TTS works best on desktop

Audio generation requires WebGPU/WASM which may not work well on mobile browsers. For the best experience, please use a desktop or laptop computer.

5
en, es, pt, fr, ko
languages
10
M1-M5 + F1-F5
styles
~99M
public ONNX assets
params
WebGPU
+WASM fallback
GPU+CPU

About Supertonic TTS

Supertonic 3 is an on-device multilingual text-to-speech model from Supertone. This browser integration exposes the currently supported language set: English, Spanish, Portuguese, French, and Korean.

The browser integration runs the public ONNX assets through ONNX Runtime Web. It loads separate duration predictor, text encoder, vector estimator, and vocoder models, then performs local denoising and waveform generation directly in the browser.

Supertonic uses language-tagged Unicode text rather than a server-side phonemization API, so synthesis stays local after the initial model and voice-style downloads. The asset base URL is configurable and defaults to Hugging Face, making it straightforward to move model delivery to a CDN or R2 later.

Compare engines: Kokoro TTS (54 voices · Best quality) · Kitten TTS (8 voices · Lightest) · Piper TTS (25 voices · Fastest CPU)

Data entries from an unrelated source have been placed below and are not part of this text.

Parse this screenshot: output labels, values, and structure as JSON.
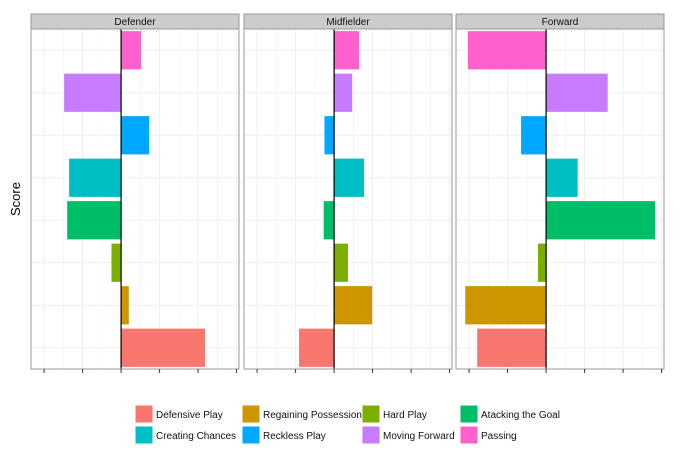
{
  "chart_data": {
    "type": "bar",
    "orientation": "horizontal",
    "ylabel": "Score",
    "xlabel": "",
    "xlim": [
      -2.34,
      3.06
    ],
    "grid": true,
    "legend_position": "bottom",
    "facets": [
      "Defender",
      "Midfielder",
      "Forward"
    ],
    "categories": [
      "Passing",
      "Moving Forward",
      "Reckless Play",
      "Creating Chances",
      "Atacking the Goal",
      "Hard Play",
      "Regaining Possession",
      "Defensive Play"
    ],
    "colors": {
      "Defensive Play": "#F8766D",
      "Regaining Possession": "#CD9600",
      "Hard Play": "#7CAE00",
      "Atacking the Goal": "#00BE67",
      "Creating Chances": "#00BFC4",
      "Reckless Play": "#00A9FF",
      "Moving Forward": "#C77CFF",
      "Passing": "#FF61CC"
    },
    "series": [
      {
        "facet": "Defender",
        "values": [
          0.52,
          -1.48,
          0.73,
          -1.35,
          -1.4,
          -0.25,
          0.2,
          2.18
        ]
      },
      {
        "facet": "Midfielder",
        "values": [
          0.65,
          0.47,
          -0.25,
          0.78,
          -0.27,
          0.36,
          0.99,
          -0.91
        ]
      },
      {
        "facet": "Forward",
        "values": [
          -2.03,
          1.6,
          -0.65,
          0.82,
          2.83,
          -0.21,
          -2.1,
          -1.79
        ]
      }
    ],
    "legend": [
      "Defensive Play",
      "Regaining Possession",
      "Hard Play",
      "Atacking the Goal",
      "Creating Chances",
      "Reckless Play",
      "Moving Forward",
      "Passing"
    ]
  }
}
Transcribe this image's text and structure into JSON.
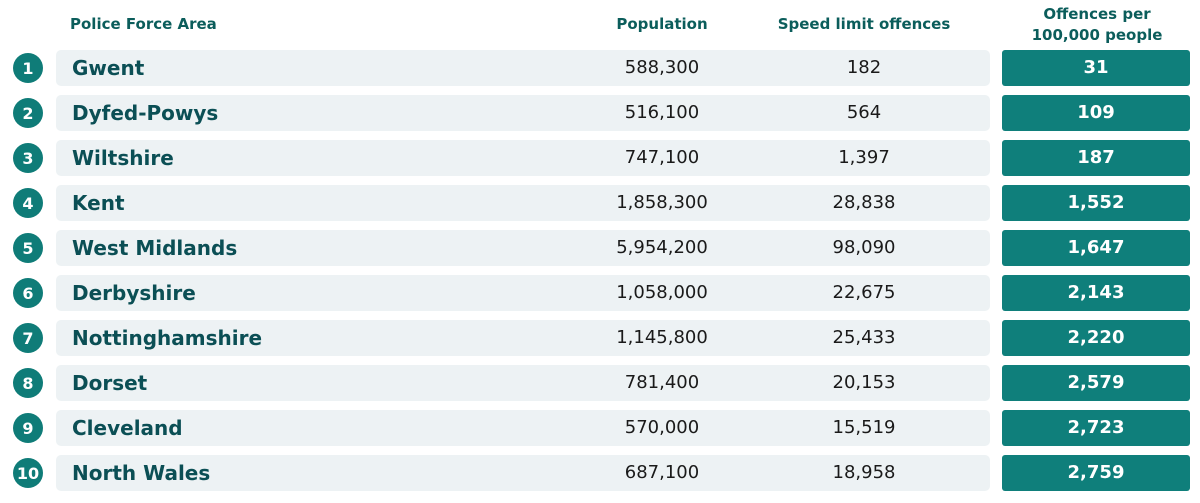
{
  "table": {
    "header": [
      "Police Force Area",
      "Population",
      "Speed limit offences",
      "Offences per 100,000 people"
    ],
    "rows": [
      [
        "1",
        "Gwent",
        "588,300",
        "182",
        "31"
      ],
      [
        "2",
        "Dyfed-Powys",
        "516,100",
        "564",
        "109"
      ],
      [
        "3",
        "Wiltshire",
        "747,100",
        "1,397",
        "187"
      ],
      [
        "4",
        "Kent",
        "1,858,300",
        "28,838",
        "1,552"
      ],
      [
        "5",
        "West Midlands",
        "5,954,200",
        "98,090",
        "1,647"
      ],
      [
        "6",
        "Derbyshire",
        "1,058,000",
        "22,675",
        "2,143"
      ],
      [
        "7",
        "Nottinghamshire",
        "1,145,800",
        "25,433",
        "2,220"
      ],
      [
        "8",
        "Dorset",
        "781,400",
        "20,153",
        "2,579"
      ],
      [
        "9",
        "Cleveland",
        "570,000",
        "15,519",
        "2,723"
      ],
      [
        "10",
        "North Wales",
        "687,100",
        "18,958",
        "2,759"
      ]
    ]
  }
}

Getting Started with Supertonic TTS

1. Load the ONNX Models

Supertonic uses multiple ONNX assets for duration, text encoding, denoising, and vocoding. The first load downloads and caches the model files from the configured asset host.

2. Choose Language and Style

Pick the language that matches your text, then choose one of ten preset voice styles: five male and five female styles.

3. Set Steps and Speed

Use 8 steps for a practical default. Higher step counts can improve quality but take longer. Speed around 0.9-1.5 is usually the useful range.

4. Generate and Export

Generate speech locally, preview it in the browser, then download WAV for editing or MP3 for sharing.

Tips for Supertonic TTS

1.

Match the selected language to the input text. Supertonic wraps text in language tags before inference. Selecting the right language gives the model the best pronunciation context.

2.

Start with eight denoising steps. Eight steps is the upstream browser demo default. Increase steps for quality checks and reduce them for faster drafts.

3.

Use WebGPU when available. Chrome and Edge can run ONNX Runtime Web with WebGPU. The app falls back to WASM when WebGPU is unavailable.

4.

Keep long passages structured. The tool chunks long text and inserts short pauses. Paragraphs and punctuation help preserve natural pacing.